121 A. 878 | Conn. | 1923

The plaintiff seeks, under the remedy provided by the Federal Employers Liability Act (8 U.S. Comp. Stat. [1916] §§ 8657-65), to recover *406 damages for the injury causing the death of her decedent, Wallace. An essential element of this cause of action is proof that both the defendant and Wallace were engaged, at the time of the injury to Wallace, in interstate commerce. The court charged the jury upon the question of whether or not Wallace was engaged in interstate commerce at the time of his death, as follows: "If you find that the evidence supports this claim, then you must find that Wallace at the time of his death was not engaged in interstate commerce, and the plaintiff cannot maintain this present action. The claim of the plaintiff, on the other hand, is that this work was simply repair work, maintenance rather than constructive work, and that the crane was not withdrawn from service, but its use temporarily and necessarily suspended while this work was being done. If you should find that the evidence supports this claim, then you would be justified in finding that Wallace was engaged in interstate commerce at the time of his death. The difference between construction and maintenance work is sometimes difficult to draw, and can be said to be one of degree rather than one of real difference. I am submitting to you in this case as a question of fact whether, under all of the circumstances disclosed by the evidence in this case, all of which I have not attempted to refer to, but which you will have in mind, whether, upon the facts as to the character of his work at the time of his death, Wallace was actually engaged in work so closely related to interstate commerce as to be practically part of it."
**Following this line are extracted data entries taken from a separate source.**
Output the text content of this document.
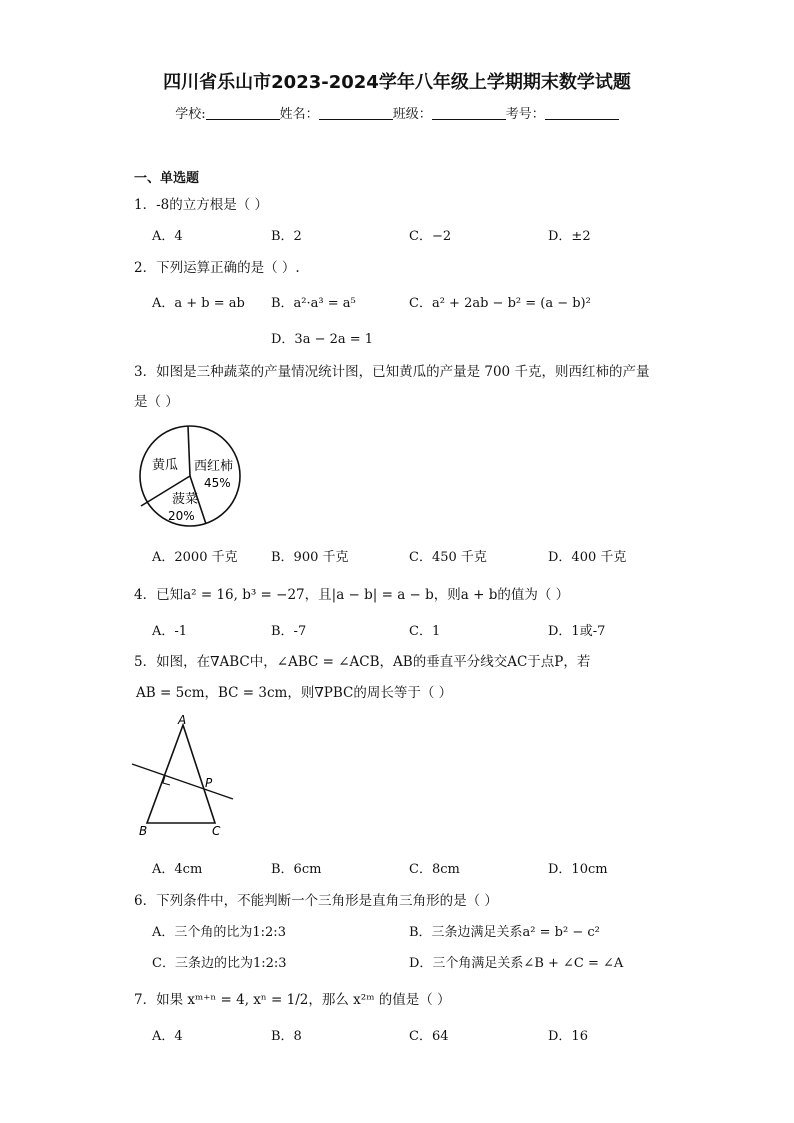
四川省乐山市2023-2024学年八年级上学期期末数学试题
学校:	姓名：	班级：	考号：
一、单选题
1．-8的立方根是（ ）
A．4	B．2	C．−2	D．±2
2．下列运算正确的是（ ）.
A．a + b = ab B．a²·a³ = a⁵	C．a² + 2ab − b² = (a − b)²
D．3a − 2a = 1
3．如图是三种蔬菜的产量情况统计图，已知黄瓜的产量是 700 千克，则西红柿的产量
是（ ）
黄瓜 西红柿
45%
菠菜
20%
A．2000 千克	B．900 千克	C．450 千克	D．400 千克
4．已知a² = 16, b³ = −27，且|a − b| = a − b，则a + b的值为（ ）
A．-1	B．-7	C．1	D．1或-7
5．如图，在∇ABC中，∠ABC = ∠ACB，AB的垂直平分线交AC于点P，若
AB = 5cm，BC = 3cm，则∇PBC的周长等于（ ）
A
P
B	C
A．4cm	B．6cm	C．8cm	D．10cm
6．下列条件中，不能判断一个三角形是直角三角形的是（ ）
A．三个角的比为1:2:3	B．三条边满足关系a² = b² − c²
C．三条边的比为1:2:3	D．三个角满足关系∠B + ∠C = ∠A
7．如果 xᵐ⁺ⁿ = 4, xⁿ = 1/2，那么 x²ᵐ 的值是（ ）
A．4	B．8	C．64	D．16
The trial court properly instructed the jury as to the test, laid down by the Supreme Court of the United States, to determine whether an employee was at the time of his injury engaged in interstate commerce. That test, as stated in Chicago, B. Q. R. Co. v. Huntington,241 U.S. 177, 36 Sup. Ct. 517, and followed by *407 us in Gruszewsky v. Director General of Railroads,96 Conn. 119, 121, 113 A. 160, was an affirmative answer to the question: "Was the employee at the time of the injury engaged in interstate transportation or in work so closely related to it as to be practically a part of it?" Its further instruction, that if the work was new construction work, the operation was not then interstate commerce, but that if it was repair or maintenance work, where the crane was temporarily withdrawn from such service until the work was done, it was interstate commerce, was correct. The court left to the jury the issue of whether the work was new construction or repair or maintenance work, and instructed the jury that as it found this issue, it should determine the ultimate issue whether the defendant and Wallace at the time of his injury were engaged in interstate commerce or not. The submission to the jury of this issue in this respect is one of the errors complained of and was, we think, erroneous.

Since the facts necessary to this determination were not in dispute, we think it was the duty of the court to have itself determined whether Wallace was engaged in new construction work, or in repair work, and to have then instructed the jury definitely, as matter of law, whether or not the defendant and Wallace were engaged in interstate commerce at the time of his injury. Notwithstanding the error of the trial court, the plaintiff should not be accorded a new trial, since the verdict indicates that the jury must have reached the same conclusion upon this point that they would have reached had they been instructed correctly. We shall endeavor to make clear our conclusion.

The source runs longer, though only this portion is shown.